|Update: March 2008
This review was written in early 2003 and the maps discussed are no longer available.
IntroductionI recently purchased a Garmin eTrex Legend GPS from GPS Central (http://www.gpscentral.ca) for use on Dual Sport motorcycle rides. This type of riding involves mainly backroads, which are only shown on maps of 1:250000 scale or better, with occasional forays into the forests using fire roads or other 2-track rarely used roads. Often this latter type of track only appears on topographical maps at 1:100000 or, more usually, 1:50000.
The maps pre-loaded on the GPS are totally inadequate for this type of motorcycling, as they rarely show anything less than major highways. Fortunately, many other mapping products are available and they fall into two broad groups. First, the GPS manufacturers have maps that can be uploaded only to their specific brand of GPS, and, then there are maps from other companies which generally CANNOT be uploaded to any GPS's. This second category does have an important role to play, as the data from their maps, such as road or trail intersection coordinates, usually CAN be uploaded. These coordinates, or waypoints, then merge with the GPS maps to form a "composite" map.

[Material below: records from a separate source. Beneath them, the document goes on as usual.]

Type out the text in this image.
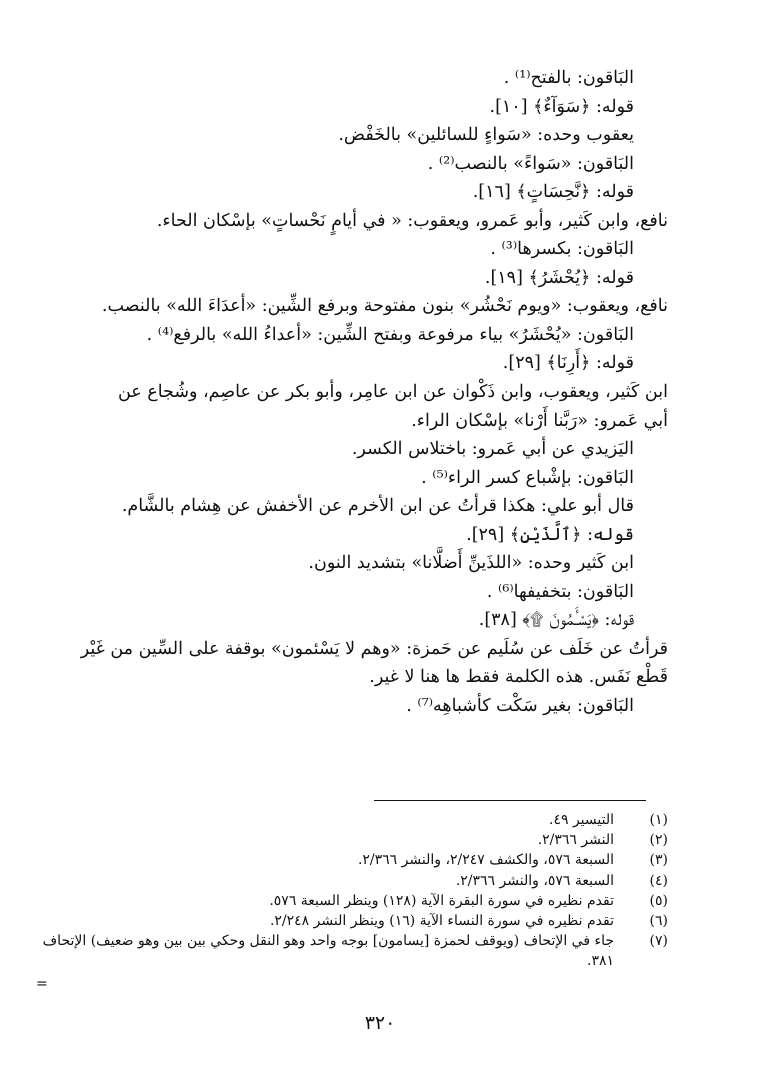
البَاقون: بالفتح⁽¹⁾ .
قوله: ﴿سَوَآءٌ﴾ [١٠].
يعقوب وحده: «سَواءٍ للسائلين» بالخَفْض.
البَاقون: «سَواءً» بالنصب⁽²⁾ .
قوله: ﴿نَّحِسَاتٍ﴾ [١٦].
نافع، وابن كَثير، وأبو عَمرو، ويعقوب: « في أيامٍ نَحْساتٍ» بإسْكان الحاء.
البَاقون: بكسرها⁽³⁾ .
قوله: ﴿يُحْشَرُ﴾ [١٩].
نافع، ويعقوب: «ويوم نَحْشُر» بنون مفتوحة وبرفع الشِّين: «أعدَاءَ الله» بالنصب.
البَاقون: «يُحْشَرُ» بياء مرفوعة وبفتح الشِّين: «أعداءُ الله» بالرفع⁽⁴⁾ .
قوله: ﴿أَرِنَا﴾ [٢٩].
ابن كَثير، ويعقوب، وابن ذَكْوان عن ابن عامِر، وأبو بكر عن عاصِم، وشُجاع عن
أبي عَمرو: «رَبَّنا أَرْنا» بإسْكان الراء.
اليَزيدي عن أبي عَمرو: باختلاس الكسر.
البَاقون: بإشْباع كسر الراء⁽⁵⁾ .
قال أبو علي: هكذا قرأتُ عن ابن الأخرم عن الأخفش عن هِشام بالشَّام.
قوله: ﴿ٱلَّذَيْنِ﴾ [٢٩].
ابن كَثير وحده: «اللذَينِّ أَضلَّانا» بتشديد النون.
البَاقون: بتخفيفها⁽⁶⁾ .
قوله: ﴿يَسْـَٔمُونَ ۩﴾ [٣٨].
قرأتُ عن خَلَف عن سُلَيم عن حَمزة: «وهم لا يَسْئمون» بوقفة على السِّين من غَيْر
قَطْع نَفَس. هذه الكلمة فقط ها هنا لا غير.
البَاقون: بغير سَكْت كأشباهِه⁽⁷⁾ .
(١)
التيسير ٤٩.
(٢)
النشر ٢/٣٦٦.
(٣)
السبعة ٥٧٦، والكشف ٢/٢٤٧، والنشر ٢/٣٦٦.
(٤)
السبعة ٥٧٦، والنشر ٢/٣٦٦.
(٥)
تقدم نظيره في سورة البقرة الآية (١٢٨) وينظر السبعة ٥٧٦.
(٦)
تقدم نظيره في سورة النساء الآية (١٦) وينظر النشر ٢/٢٤٨.
(٧)
جاء في الإتحاف (ويوقف لحمزة [يسامون] بوجه واحد وهو النقل وحكي بين بين وهو ضعيف) الإتحاف ٣٨١.
=
٣٢٠
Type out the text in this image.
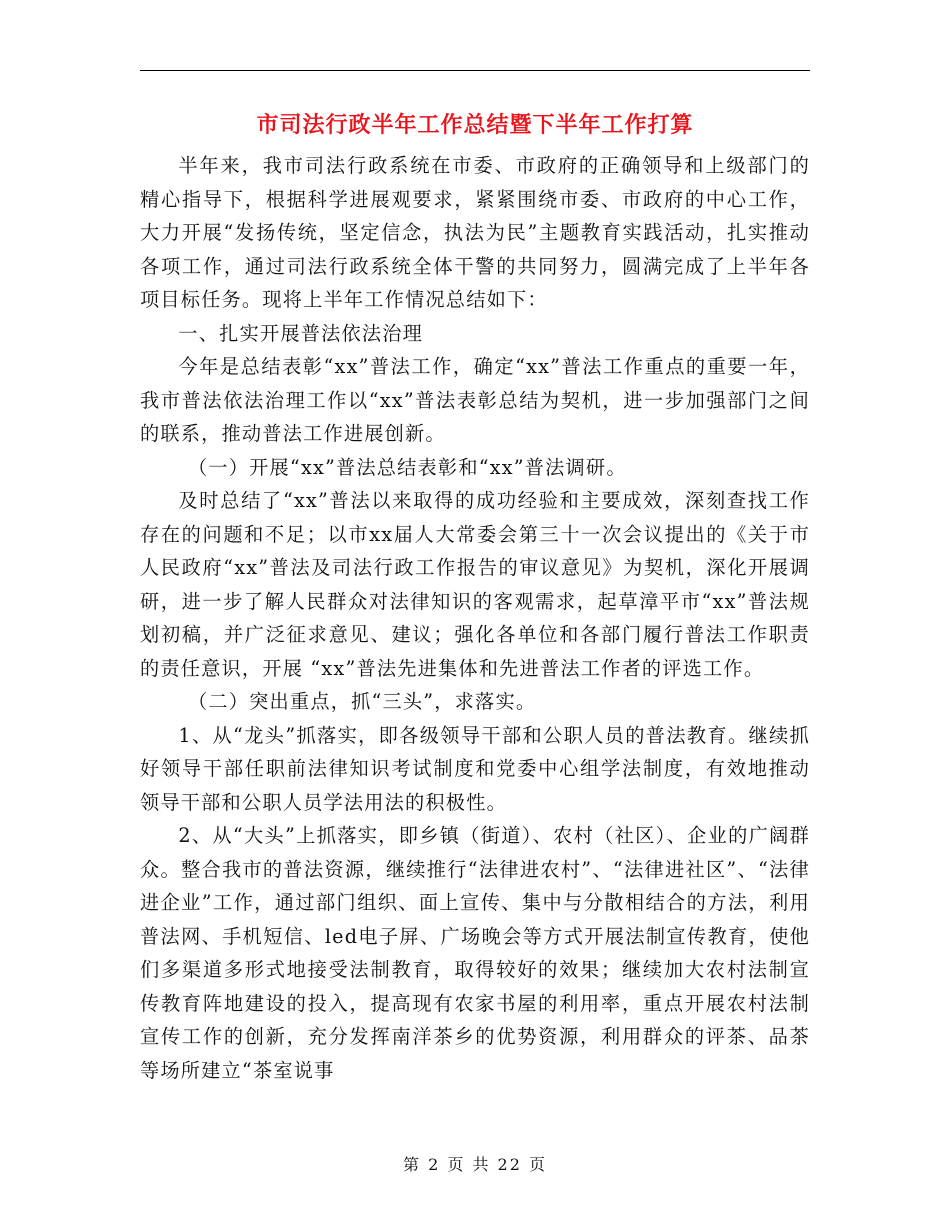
市司法行政半年工作总结暨下半年工作打算

半年来，我市司法行政系统在市委、市政府的正确领导和上级部门的精心指导下，根据科学进展观要求，紧紧围绕市委、市政府的中心工作，大力开展“发扬传统，坚定信念，执法为民”主题教育实践活动，扎实推动各项工作，通过司法行政系统全体干警的共同努力，圆满完成了上半年各项目标任务。现将上半年工作情况总结如下：

一、扎实开展普法依法治理

今年是总结表彰“xx”普法工作，确定“xx”普法工作重点的重要一年，我市普法依法治理工作以“xx”普法表彰总结为契机，进一步加强部门之间的联系，推动普法工作进展创新。

（一）开展“xx”普法总结表彰和“xx”普法调研。

及时总结了“xx”普法以来取得的成功经验和主要成效，深刻查找工作存在的问题和不足；以市xx届人大常委会第三十一次会议提出的《关于市人民政府“xx”普法及司法行政工作报告的审议意见》为契机，深化开展调研，进一步了解人民群众对法律知识的客观需求，起草漳平市“xx”普法规划初稿，并广泛征求意见、建议；强化各单位和各部门履行普法工作职责的责任意识，开展 “xx”普法先进集体和先进普法工作者的评选工作。

（二）突出重点，抓“三头”，求落实。

1、从“龙头”抓落实，即各级领导干部和公职人员的普法教育。继续抓好领导干部任职前法律知识考试制度和党委中心组学法制度，有效地推动领导干部和公职人员学法用法的积极性。

2、从“大头”上抓落实，即乡镇（街道）、农村（社区）、企业的广阔群众。整合我市的普法资源，继续推行“法律进农村”、“法律进社区”、“法律进企业”工作，通过部门组织、面上宣传、集中与分散相结合的方法，利用普法网、手机短信、led电子屏、广场晚会等方式开展法制宣传教育，使他们多渠道多形式地接受法制教育，取得较好的效果；继续加大农村法制宣传教育阵地建设的投入，提高现有农家书屋的利用率，重点开展农村法制宣传工作的创新，充分发挥南洋茶乡的优势资源，利用群众的评茶、品茶等场所建立“茶室说事

第 2 页 共 22 页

My first efforts at using the GPS to find my location on a built-in map was with Garmin's Mapsource Canada maps. This is a series of 3 maps - MetroGuide (MG), Roads & Recreation (RR), and the Enhanced Base Map (EBM). The MG map has a high level of detail for Vancouver, Toronto, Ottawa and Montreal, with the locations of most restaurants, gas stations, banks, etc. However, once outside these four major urban centres and the road detail is little different to the preloaded maps - i.e. useless for motorcycling. The RR map uses essentially the same road structures as MG but has recreational points of interest - campsites, etc - so is no better than MG. I was expecting the EBM to meet most of my requirements as it seemed to have the same road detail as my favourite paper map - MapArt 1:250000 backroads maps.
This is where my hope started to fade! Using the EBM, I found my position at road intersections rarely corresponded with the map, many times being up to 500m in error. Switching to the MG map showed the road intersection (if I was in an urban area) to be spot on. Similar testing using the GPS to feed the position to 3rd party maps (Microsoft Streets and Trips, SoftMap Topo50/GPS, etc) using real-time navigation, showed the GPS to be putting us right at the correct point on the map.
My preliminary conclusion was disheartening - the EBM was NOT going to be accurate enough to pre-plan a ride, upload the route to a GPS, and then expect those unfamiliar with the roads to navigate from the uploaded route.